Just recently, Sir Jeremy Greenstock, the chair of the UK's United Nations Association (UNA) and former UK ambassador to the UN (1998 to 2003) was reported in the Guardian as critical of the government's cuts to the Foreign Office, arguing that they undermined the country's standing on the world stage.
The role of former diplomats in advising and critically commenting on government policy is an interesting topic for further exploration in diplomatic studies. There is a wealth of tacit knowledge built up in a lifetime of professional service.
Societies of the past valued such knowledge and did not let it go to waste with specific roles for respected, retired diplomats. They served as almost a reserve corps of diplomacy professionals to be accessed for advice, for missions where their seniority and reputation would be valued, or even as an elders' council through which policy would pass before implementation.
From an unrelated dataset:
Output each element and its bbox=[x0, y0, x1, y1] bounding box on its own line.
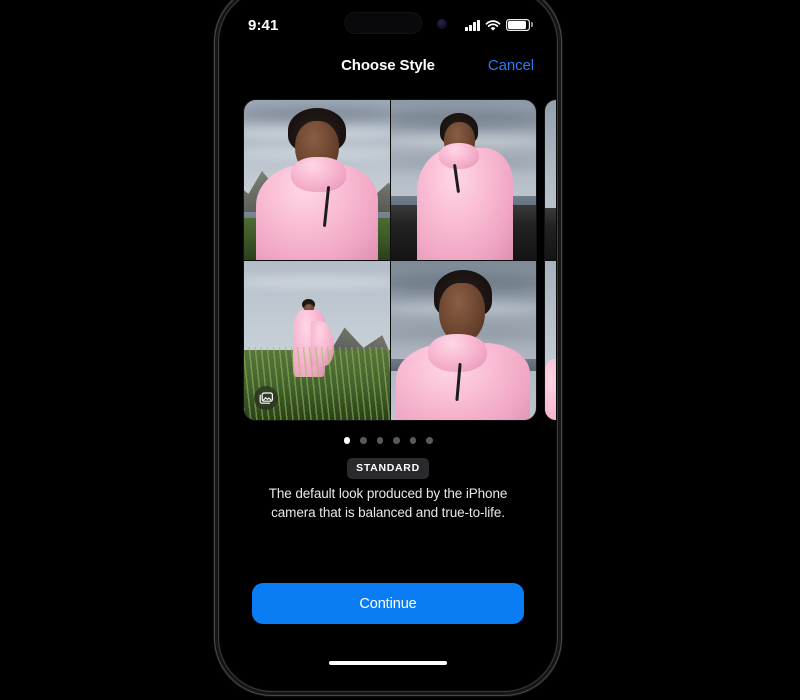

In today's society, this wealth of knowledge lays under-utilised, often only coming to the fore in criticism of government policy fuelled by a media eager to add weight to an already decided agenda. Examples where governments have sought to access this knowledge are few and far between, and certainly not institutionalised. More often than not, it is done in a purely facilitative manner - the use of a former senior diplomat to support policy rather than make, review or revise government decisions on policy.
In ageing societies across the developed world, there are an increasing number of diplomats going into retirement. A few of these make the transition to corporate advisory roles, academia, or some other role with an instituitionalised advisory capacity. But the vast majority, including those with a wealth of tacit knowledge but without the senior titles to match it, do not enter into any advisory role. Should there be a better way to utilise this wealth of tacit knowledge?